Рассмотрев таким образом гобелены, Василии Игнатьич с Феклой Семеновной обошли весь дом, выбрали для жилья себе задние комнаты, где была гардеробная и жил камердинер. Входя в особую картинную галерею, новый хозяин вскрикнул:

— Вот славная кладовая будет у меня!.. Тут картины-то, верно, лишние развешаны — я их сбуду, да и всё дрянь какая: капуста намалевана, разная овощь да птица разная…

— Звери-то, звери какие! — вскричала Фекла Семеновна, — коровы-то, коровы! тьфу ты, окаянная! Вели ты, пожалуйста, выкинуть эту срамоту, да поскорей бы призвать батюшку со святой водой.

Обрадовался Василий Игнатьич и величине бывшего манежа:

— Вот, — говорил он, — лабазов-то мне не нужно строить — готовый да какой славный будет!

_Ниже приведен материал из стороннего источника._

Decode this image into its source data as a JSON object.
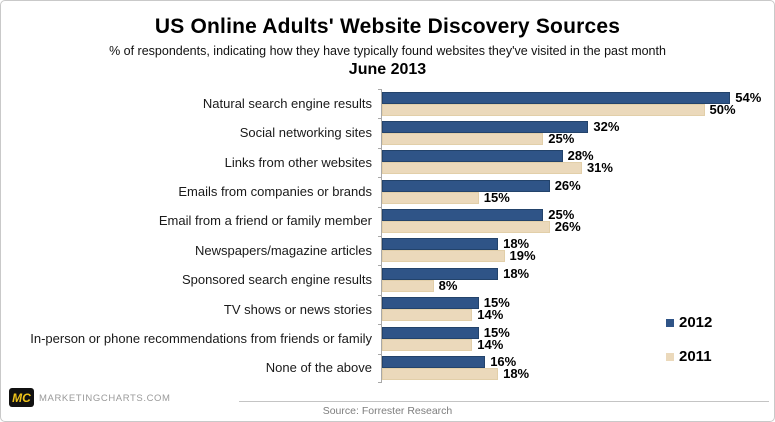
{
  "header": {
    "title": "US Online Adults' Website Discovery Sources",
    "subtitle": "% of respondents, indicating how they have typically found websites they've visited in the past month",
    "period": "June 2013"
  },
  "chart_data": {
    "type": "bar",
    "orientation": "horizontal",
    "title": "US Online Adults' Website Discovery Sources",
    "subtitle": "% of respondents, indicating how they have typically found websites they've visited in the past month",
    "period": "June 2013",
    "categories": [
      "Natural search engine results",
      "Social networking sites",
      "Links from other websites",
      "Emails from companies or brands",
      "Email from a friend or family member",
      "Newspapers/magazine articles",
      "Sponsored search engine results",
      "TV shows or news stories",
      "In-person or phone recommendations from friends or family",
      "None of the above"
    ],
    "series": [
      {
        "name": "2012",
        "color": "#2f5487",
        "values": [
          54,
          32,
          28,
          26,
          25,
          18,
          18,
          15,
          15,
          16
        ]
      },
      {
        "name": "2011",
        "color": "#ebd9bb",
        "values": [
          50,
          25,
          31,
          15,
          26,
          19,
          8,
          14,
          14,
          18
        ]
      }
    ],
    "value_suffix": "%",
    "xlim": [
      0,
      60
    ],
    "grid": false,
    "legend_position": "right",
    "value_labels": true
  },
  "footer": {
    "logo_text": "MC",
    "brand": "MARKETINGCHARTS.COM",
    "source": "Source: Forrester Research"
  },
  "colors": {
    "bar_2012": "#2f5487",
    "bar_2011": "#ebd9bb",
    "axis": "#a8a8a8"
  }
}
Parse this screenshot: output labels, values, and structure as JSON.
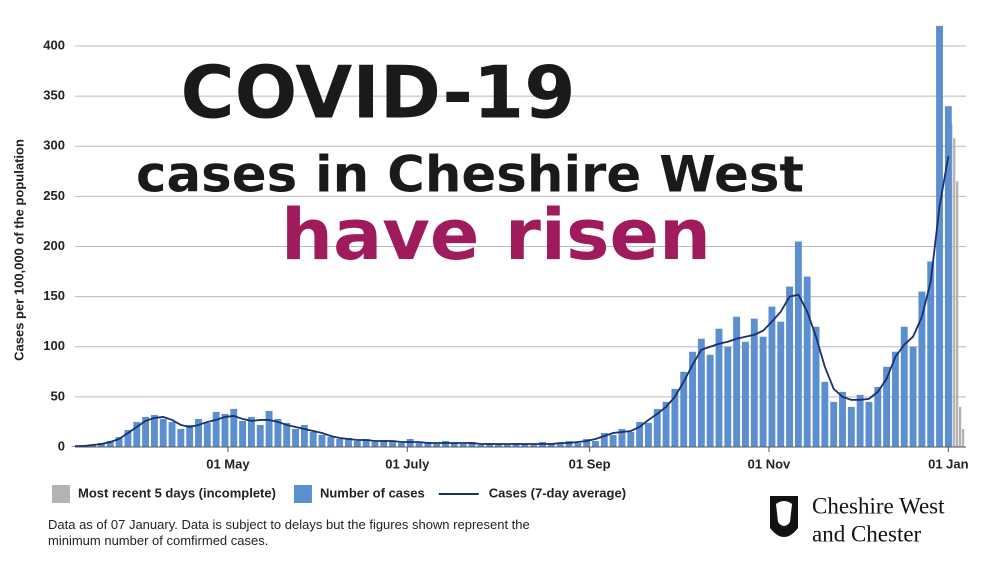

Поселясь в белокаменных палатах, Василий Игнатьич тотчас же потщился принести пользу казне; не собственно для пользы казны, а для получения звания именитого гражданина. После этого необходимо было подумать и об сыне Прохорушке и отдать в коммерческое училище. Сын Прохорушка был малый с способностями: он тотчас перенял и тон и манеру богатых купеческих сынков, которые в свою очередь переняли тон и манеру от юных конторщиков-негоциантов с тою разницею, что этим напели еще в пеленках:

«Смотри, mon enfant или mein Kind, ты в конторщиках веди себя честно и трудолюбиво, копи деньги, сколоти капиталец, приютись сперва к кому-нибудь в компанию, глядь, со временем сам будешь негоциантом; понимаешь? Следуй вкусу людей, угождай вкусу и прихотям людей, а с своим вкусом и прихотями не суйся. Ja, mein Kind, надо копить богатство: богатство — великая вещь! Когда накопишь значительный капитал, тогда можешь жить по своим прихотям: можешь завести комнатки три чистеньких, свою кухарку, свою собственную конфорку для кофею или шоколаду, и даже патэ-фруа[119][119] Холодный паштет (франц.) . и бутылку вина для приятелей; а до тех пор показывай вид, что ты сыт; на чужой счет вместо завтрака хоть обедай, а на свой счет вместо обеда только завтракай. Даром ничего, никому и ни для кого; потому что: за что ж даром давать и кто ж даром дает?»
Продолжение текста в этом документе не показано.